Moscow Denounces West for Calling Beijing’s Policies on Uyghurs Genocide

Paul Goble

            Staunton, May 4 – The Russian government newspaper, Rossiiskaya gazeta, has attacked Western countries for calling the policies Beijing has adopted against the Uyghurs in Xinjiang a genocide and imposing sanctions against China because of them (rg.ru/2021/05/03/sorvana-maska-licemeriia-s-zapadnyh-klevetnikov.html).

            The article’s headline originally read “The Mask of Hypocrisy has Been Torn from the Face of Western Slanderers” but then was modified to sound less like something from the darkest days of the Cold War (graniru.org/Politics/World/Asia/m.281689.html). But its message remained the same and has been repeated by a variety of Russian government outlets.

            And to make sure Moscow’s message of support reached not only the Chinese government but the Chinese people, Russian government media launched a new series of articles in Russian and Chinese “unmasking Western lies,” in Moscow’s terms, about what China has been doing in Xinjiang (sinorusfocus.com/).

            There is no question that what China has been doing to the Uyghurs and other Muslim minority peoples in Xinjiang amounts to a genocide, and first the United States and then other Western countries have labelled it as such and imposed sanctions. Not surprisingly, Beijing has denied everything and now Russia has joined this chorus.

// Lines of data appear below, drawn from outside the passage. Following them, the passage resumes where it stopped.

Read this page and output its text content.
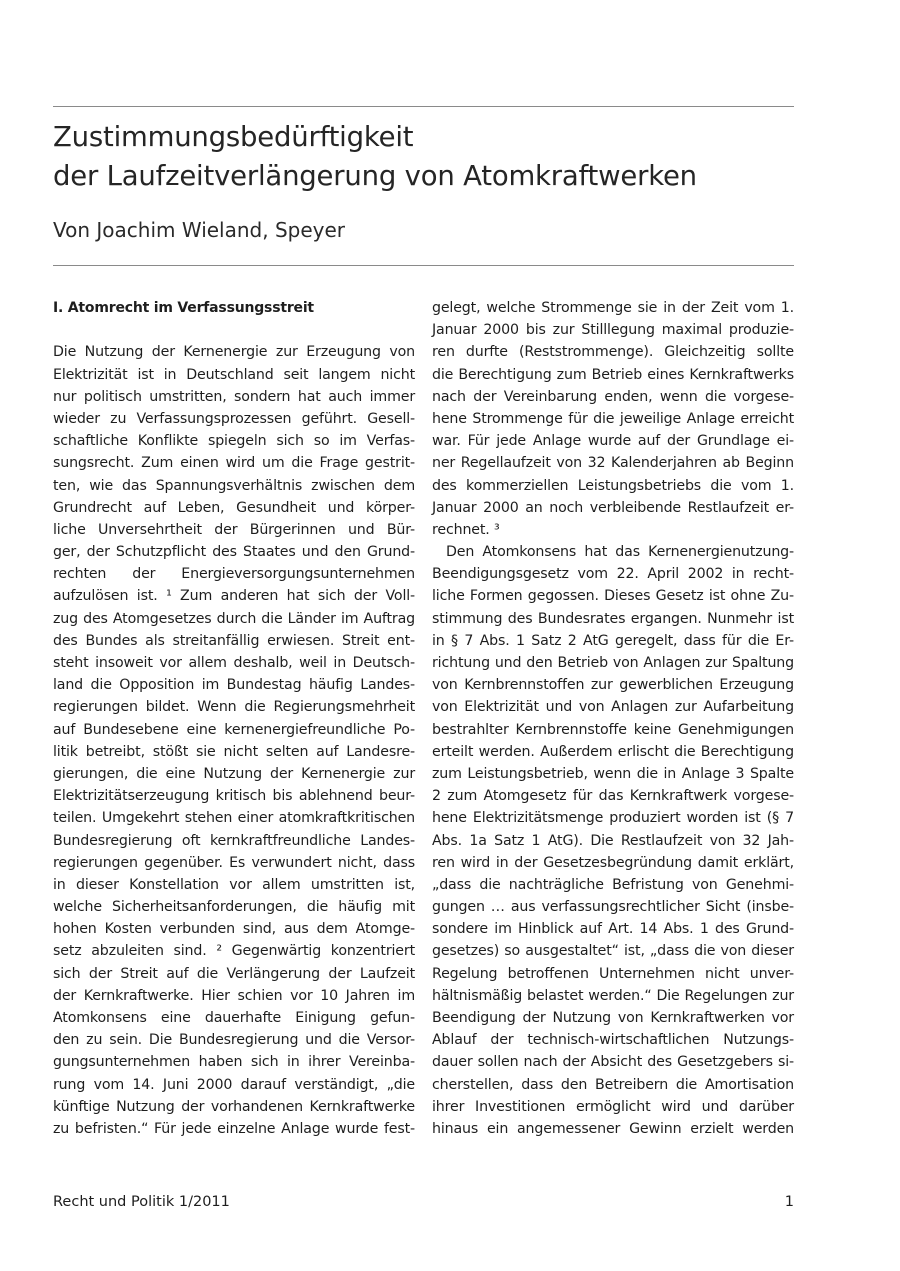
Zustimmungsbedürftigkeit
der Laufzeitverlängerung von Atomkraftwerken

Von Joachim Wieland, Speyer

I. Atomrecht im Verfassungsstreit
Die Nutzung der Kernenergie zur Erzeugung von
Elektrizität ist in Deutschland seit langem nicht
nur politisch umstritten, sondern hat auch immer
wieder zu Verfassungsprozessen geführt. Gesell-
schaftliche Konflikte spiegeln sich so im Verfas-
sungsrecht. Zum einen wird um die Frage gestrit-
ten, wie das Spannungsverhältnis zwischen dem
Grundrecht auf Leben, Gesundheit und körper-
liche Unversehrtheit der Bürgerinnen und Bür-
ger, der Schutzpflicht des Staates und den Grund-
rechten der Energieversorgungsunternehmen
aufzulösen ist. ¹ Zum anderen hat sich der Voll-
zug des Atomgesetzes durch die Länder im Auftrag
des Bundes als streitanfällig erwiesen. Streit ent-
steht insoweit vor allem deshalb, weil in Deutsch-
land die Opposition im Bundestag häufig Landes-
regierungen bildet. Wenn die Regierungsmehrheit
auf Bundesebene eine kernenergiefreundliche Po-
litik betreibt, stößt sie nicht selten auf Landesre-
gierungen, die eine Nutzung der Kernenergie zur
Elektrizitätserzeugung kritisch bis ablehnend beur-
teilen. Umgekehrt stehen einer atomkraftkritischen
Bundesregierung oft kernkraftfreundliche Landes-
regierungen gegenüber. Es verwundert nicht, dass
in dieser Konstellation vor allem umstritten ist,
welche Sicherheitsanforderungen, die häufig mit
hohen Kosten verbunden sind, aus dem Atomge-
setz abzuleiten sind. ² Gegenwärtig konzentriert
sich der Streit auf die Verlängerung der Laufzeit
der Kernkraftwerke. Hier schien vor 10 Jahren im
Atomkonsens eine dauerhafte Einigung gefun-
den zu sein. Die Bundesregierung und die Versor-
gungsunternehmen haben sich in ihrer Vereinba-
rung vom 14. Juni 2000 darauf verständigt, „die
künftige Nutzung der vorhandenen Kernkraftwerke
zu befristen.“ Für jede einzelne Anlage wurde fest-
gelegt, welche Strommenge sie in der Zeit vom 1.
Januar 2000 bis zur Stilllegung maximal produzie-
ren durfte (Reststrommenge). Gleichzeitig sollte
die Berechtigung zum Betrieb eines Kernkraftwerks
nach der Vereinbarung enden, wenn die vorgese-
hene Strommenge für die jeweilige Anlage erreicht
war. Für jede Anlage wurde auf der Grundlage ei-
ner Regellaufzeit von 32 Kalenderjahren ab Beginn
des kommerziellen Leistungsbetriebs die vom 1.
Januar 2000 an noch verbleibende Restlaufzeit er-
rechnet. ³
Den Atomkonsens hat das Kernenergienutzung-
Beendigungsgesetz vom 22. April 2002 in recht-
liche Formen gegossen. Dieses Gesetz ist ohne Zu-
stimmung des Bundesrates ergangen. Nunmehr ist
in § 7 Abs. 1 Satz 2 AtG geregelt, dass für die Er-
richtung und den Betrieb von Anlagen zur Spaltung
von Kernbrennstoffen zur gewerblichen Erzeugung
von Elektrizität und von Anlagen zur Aufarbeitung
bestrahlter Kernbrennstoffe keine Genehmigungen
erteilt werden. Außerdem erlischt die Berechtigung
zum Leistungsbetrieb, wenn die in Anlage 3 Spalte
2 zum Atomgesetz für das Kernkraftwerk vorgese-
hene Elektrizitätsmenge produziert worden ist (§ 7
Abs. 1a Satz 1 AtG). Die Restlaufzeit von 32 Jah-
ren wird in der Gesetzesbegründung damit erklärt,
„dass die nachträgliche Befristung von Genehmi-
gungen … aus verfassungsrechtlicher Sicht (insbe-
sondere im Hinblick auf Art. 14 Abs. 1 des Grund-
gesetzes) so ausgestaltet“ ist, „dass die von dieser
Regelung betroffenen Unternehmen nicht unver-
hältnismäßig belastet werden.“ Die Regelungen zur
Beendigung der Nutzung von Kernkraftwerken vor
Ablauf der technisch-wirtschaftlichen Nutzungs-
dauer sollen nach der Absicht des Gesetzgebers si-
cherstellen, dass den Betreibern die Amortisation
ihrer Investitionen ermöglicht wird und darüber
hinaus ein angemessener Gewinn erzielt werden
Recht und Politik 1/2011	1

            That Moscow should do so is no surprise given the Kremlin’s desire to broaden and deepen its alliance with China and underscore its opposition to the West, but it is intriguing in one sense and deeply disturbing in another. It is intriguing, as many Russians surely notice, that Moscow is now following and defending China rather than the other way around as was true in the early Cold War.

            And it is disturbing because having defended what the Chinese have been doing, including mass incarceration, sterilization, the introduction of massive numbers of Han Chinese into Xinjiang to change the ethnic balance of the region, and use of electronic measures to track people there, Moscow may feel it has earned the right to so something similar in Russia.

            That possibility means that the non-Russian peoples within the Russian Federation may soon face even harsher treatment if Vladimir Putin decides that having defended what the Chinese are doing gives him an opening to behave in a similar way against Muslims and other groups inside the Russian Federation.

            But even if that does not happen, what Moscow has now done carries with it another serious risk for the Kremlin. Many Central Asians are outraged by what China is doing, and now that Moscow has lined up with Beijing on this issue, they are likely to be increasingly angry at Russia as well.